Configuring Basic Options

Enter the maximum Number of trees in your model.

Enter the Maximum depth—or the maximum number of levels you want your model to contain.

Enter the Minimum rows—the minimum number of rows (or records) you want your model to contain.

Enter the Number of bins numeric—the number of bins you want the histogram to build and then split at the best point.

Enter the Number of bins top level—the minimum number of bins you want at the root level.

Enter the Number of bins categorical—the maximum number of bins you want the histogram to build and then split at the best point.

Check Sample rate and enter the percentage of the rows to be used as a sample in each tree. This can be a value from 0.0 to 1.0.

Check Column sample rate per tree and enter the column sampling rate for each tree. This can be a value from 0.0 to 1.0.

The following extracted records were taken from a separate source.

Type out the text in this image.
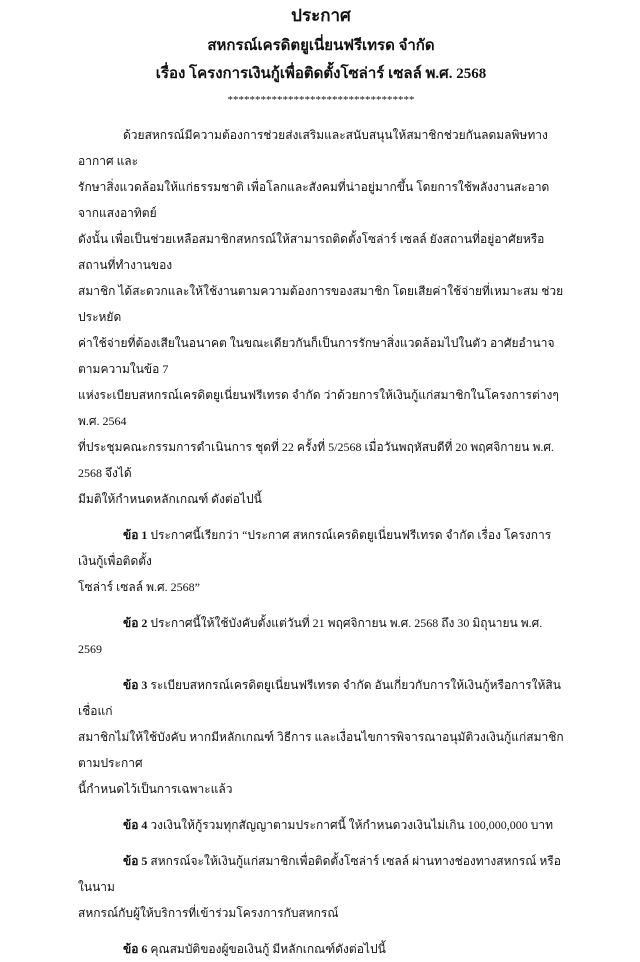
ประกาศ
สหกรณ์เครดิตยูเนี่ยนฟรีเทรด จำกัด
เรื่อง โครงการเงินกู้เพื่อติดตั้งโซล่าร์ เซลล์ พ.ศ. 2568
**********************************
ด้วยสหกรณ์มีความต้องการช่วยส่งเสริมและสนับสนุนให้สมาชิกช่วยกันลดมลพิษทางอากาศ และ
รักษาสิ่งแวดล้อมให้แก่ธรรมชาติ เพื่อโลกและสังคมที่น่าอยู่มากขึ้น โดยการใช้พลังงานสะอาดจากแสงอาทิตย์
ดังนั้น เพื่อเป็นช่วยเหลือสมาชิกสหกรณ์ให้สามารถติดตั้งโซล่าร์ เซลล์ ยังสถานที่อยู่อาศัยหรือสถานที่ทำงานของ
สมาชิก ได้สะดวกและให้ใช้งานตามความต้องการของสมาชิก โดยเสียค่าใช้จ่ายที่เหมาะสม ช่วยประหยัด
ค่าใช้จ่ายที่ต้องเสียในอนาคต ในขณะเดียวกันก็เป็นการรักษาสิ่งแวดล้อมไปในตัว อาศัยอำนาจตามความในข้อ 7
แห่งระเบียบสหกรณ์เครดิตยูเนี่ยนฟรีเทรด จำกัด ว่าด้วยการให้เงินกู้แก่สมาชิกในโครงการต่างๆ พ.ศ. 2564
ที่ประชุมคณะกรรมการดำเนินการ ชุดที่ 22 ครั้งที่ 5/2568 เมื่อวันพฤหัสบดีที่ 20 พฤศจิกายน พ.ศ. 2568 จึงได้
มีมติให้กำหนดหลักเกณฑ์ ดังต่อไปนี้
ข้อ 1 ประกาศนี้เรียกว่า “ประกาศ สหกรณ์เครดิตยูเนี่ยนฟรีเทรด จำกัด เรื่อง โครงการเงินกู้เพื่อติดตั้ง
โซล่าร์ เซลล์ พ.ศ. 2568”
ข้อ 2 ประกาศนี้ให้ใช้บังคับตั้งแต่วันที่ 21 พฤศจิกายน พ.ศ. 2568 ถึง 30 มิถุนายน พ.ศ. 2569
ข้อ 3 ระเบียบสหกรณ์เครดิตยูเนี่ยนฟรีเทรด จำกัด อันเกี่ยวกับการให้เงินกู้หรือการให้สินเชื่อแก่
สมาชิกไม่ให้ใช้บังคับ หากมีหลักเกณฑ์ วิธีการ และเงื่อนไขการพิจารณาอนุมัติวงเงินกู้แก่สมาชิกตามประกาศ
นี้กำหนดไว้เป็นการเฉพาะแล้ว
ข้อ 4 วงเงินให้กู้รวมทุกสัญญาตามประกาศนี้ ให้กำหนดวงเงินไม่เกิน 100,000,000 บาท
ข้อ 5 สหกรณ์จะให้เงินกู้แก่สมาชิกเพื่อติดตั้งโซล่าร์ เซลล์ ผ่านทางช่องทางสหกรณ์ หรือในนาม
สหกรณ์กับผู้ให้บริการที่เข้าร่วมโครงการกับสหกรณ์
ข้อ 6 คุณสมบัติของผู้ขอเงินกู้ มีหลักเกณฑ์ดังต่อไปนี้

Check Columns at each level and enter the relative change of the column sampling rate for every level. Valid values range from 1.0 to the number of the selected input predictor. Default is 1.0.

Check Score input data to add a column for the model prediction (score) to the input data.

Specify a value between 1 and 100 as the Percentage for training data when the input data is randomly split into training and test data samples.

Enter the value of 100 minus the amount you entered in Step 5 as the Percentage for test data.

Seed for sampling to ensure that when the data is split into test and train data it will occur the same way each time you run the dataflow. Uncheck this field to get a random split each time you run the flow.

Click OK to save the model and configuration or continue to the next tab.